Investor satisfaction with dull-service firms has reached an all-time high, despite coronavirus concerns.
This is according to the J.D. Power 2020 US Full-Service Investor Satisfaction Study. However, it also warns that period of volatility, such as the Covid-19 outbreak, have historically hindered investor satisfaction.
RBC topped the ranking with a score of 873, followed by Fidelity (865) and Edward Jones (860). Charles Schwab and Raymond James completed the top five, both with 857.
Furthermore, other big players were not far behind. Wells Fargo received a score of 852 and Chase garnered a score of 847. Morgan Stanley was just behind at 846.
Key findings of the survey included:
- Overall satisfaction with full-service wealth management firms was 850, up 15 points from 2019 and the highest score ever recorded;
- The use of digital channels for client contact was directly correlated with increased investment. Also, advisers who used digital communications are 50% more likely to see increased investment from clients compared to those with no digital contact;
- High trust brands witnessed higher satisfaction, loyalty, and greater referrals. This is true even when problems or difficult markets reveal themselves;
- 76% of investors who rate their firm a 9 or 10 for commitment to social causes or ESG say they will “definitely recommend their investment firm to friends or family, and
- Millennial women choose female advisers. Furthermore, they are nearly 2.5 times more likely than older women to work with a female adviser than with a male adviser.

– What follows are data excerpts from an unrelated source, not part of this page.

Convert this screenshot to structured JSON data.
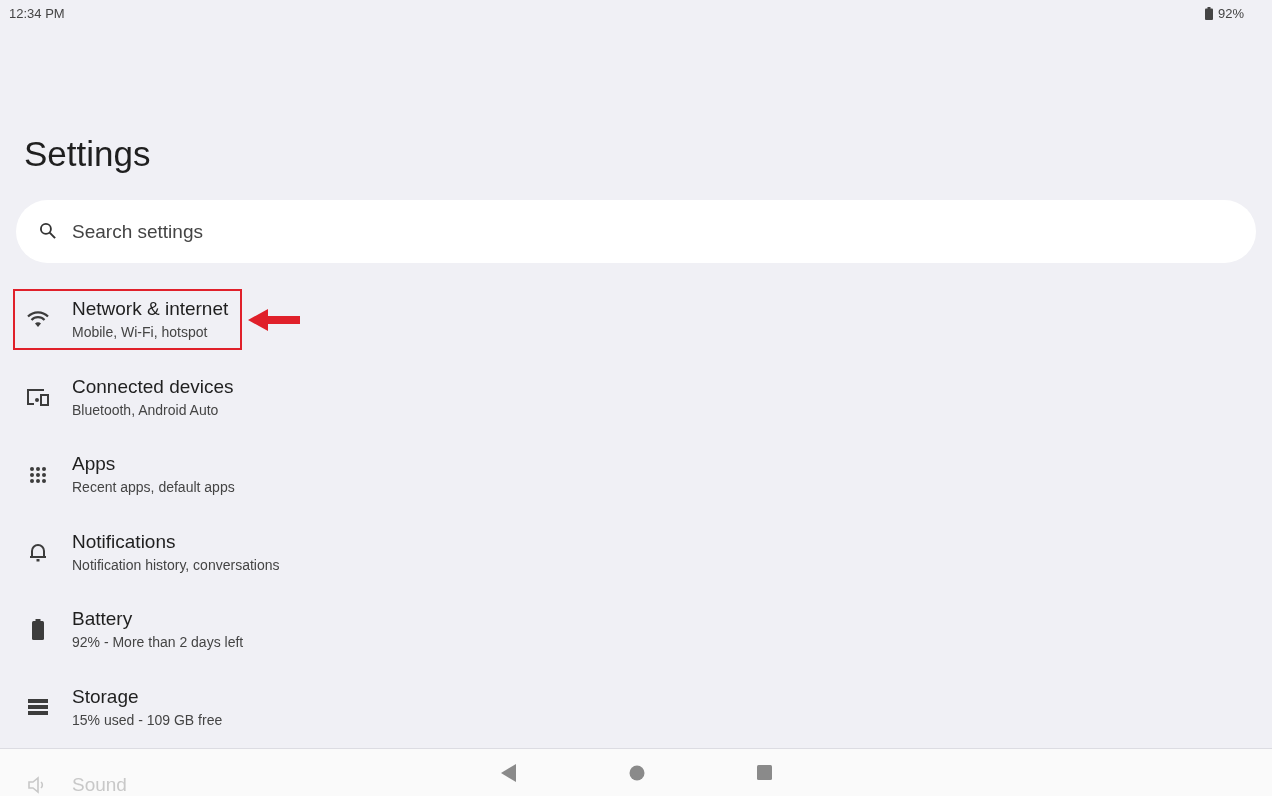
{
  "status_bar": {
    "time": "12:34 PM",
    "battery": "92%"
  },
  "title": "Settings",
  "search": {
    "placeholder": "Search settings"
  },
  "items": [
    {
      "title": "Network & internet",
      "subtitle": "Mobile, Wi-Fi, hotspot",
      "highlighted": true
    },
    {
      "title": "Connected devices",
      "subtitle": "Bluetooth, Android Auto",
      "highlighted": false
    },
    {
      "title": "Apps",
      "subtitle": "Recent apps, default apps",
      "highlighted": false
    },
    {
      "title": "Notifications",
      "subtitle": "Notification history, conversations",
      "highlighted": false
    },
    {
      "title": "Battery",
      "subtitle": "92% - More than 2 days left",
      "highlighted": false
    },
    {
      "title": "Storage",
      "subtitle": "15% used - 109 GB free",
      "highlighted": false
    },
    {
      "title": "Sound",
      "highlighted": false
    }
  ]
}
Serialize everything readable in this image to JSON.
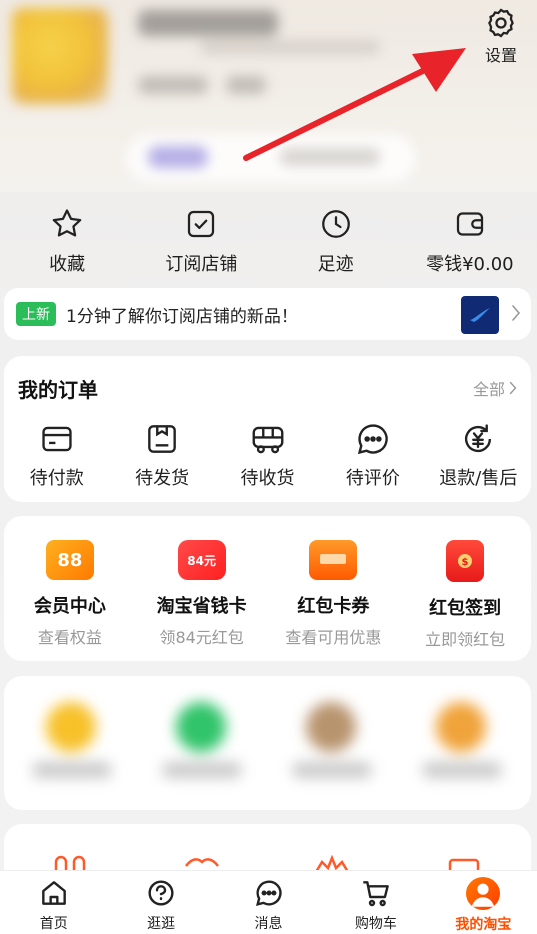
{
  "settings": {
    "label": "设置"
  },
  "quick": [
    {
      "label": "收藏",
      "icon": "star-icon"
    },
    {
      "label": "订阅店铺",
      "icon": "checkbox-icon"
    },
    {
      "label": "足迹",
      "icon": "clock-icon"
    },
    {
      "label": "零钱¥0.00",
      "icon": "wallet-icon"
    }
  ],
  "notice": {
    "tag": "上新",
    "text": "1分钟了解你订阅店铺的新品！"
  },
  "orders": {
    "title": "我的订单",
    "all_label": "全部",
    "items": [
      {
        "label": "待付款",
        "icon": "card-icon"
      },
      {
        "label": "待发货",
        "icon": "package-icon"
      },
      {
        "label": "待收货",
        "icon": "truck-icon"
      },
      {
        "label": "待评价",
        "icon": "chat-icon"
      },
      {
        "label": "退款/售后",
        "icon": "refund-icon"
      }
    ]
  },
  "benefits": [
    {
      "label": "会员中心",
      "sub": "查看权益",
      "badge": "88",
      "color": "#ff8a00"
    },
    {
      "label": "淘宝省钱卡",
      "sub": "领84元红包",
      "badge": "84元",
      "color": "#ff2d2d"
    },
    {
      "label": "红包卡券",
      "sub": "查看可用优惠",
      "badge": "",
      "color": "#ff6a00"
    },
    {
      "label": "红包签到",
      "sub": "立即领红包",
      "badge": "",
      "color": "#ff2a2a"
    }
  ],
  "tabbar": [
    {
      "label": "首页",
      "icon": "home-icon"
    },
    {
      "label": "逛逛",
      "icon": "explore-icon"
    },
    {
      "label": "消息",
      "icon": "message-icon"
    },
    {
      "label": "购物车",
      "icon": "cart-icon"
    },
    {
      "label": "我的淘宝",
      "icon": "profile-icon",
      "active": true
    }
  ],
  "colors": {
    "accent": "#ff5000",
    "green_tag": "#2bbd5a"
  }
}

“Wealth managers are seeing increasing client satisfaction scores, but they’ve also been helped by a strong stock market,” said Mike Foy, senior director of wealth intelligence at J.D. Power. “Obviously, the market performance side of the equation has changed significantly due to coronavirus. Our research shows that brands that have developed high-trust relationships with clients will not only be able to retain higher loyalty through more difficult times but will also be significantly less likely to see clients decrease investment as a result of disappointing performance.”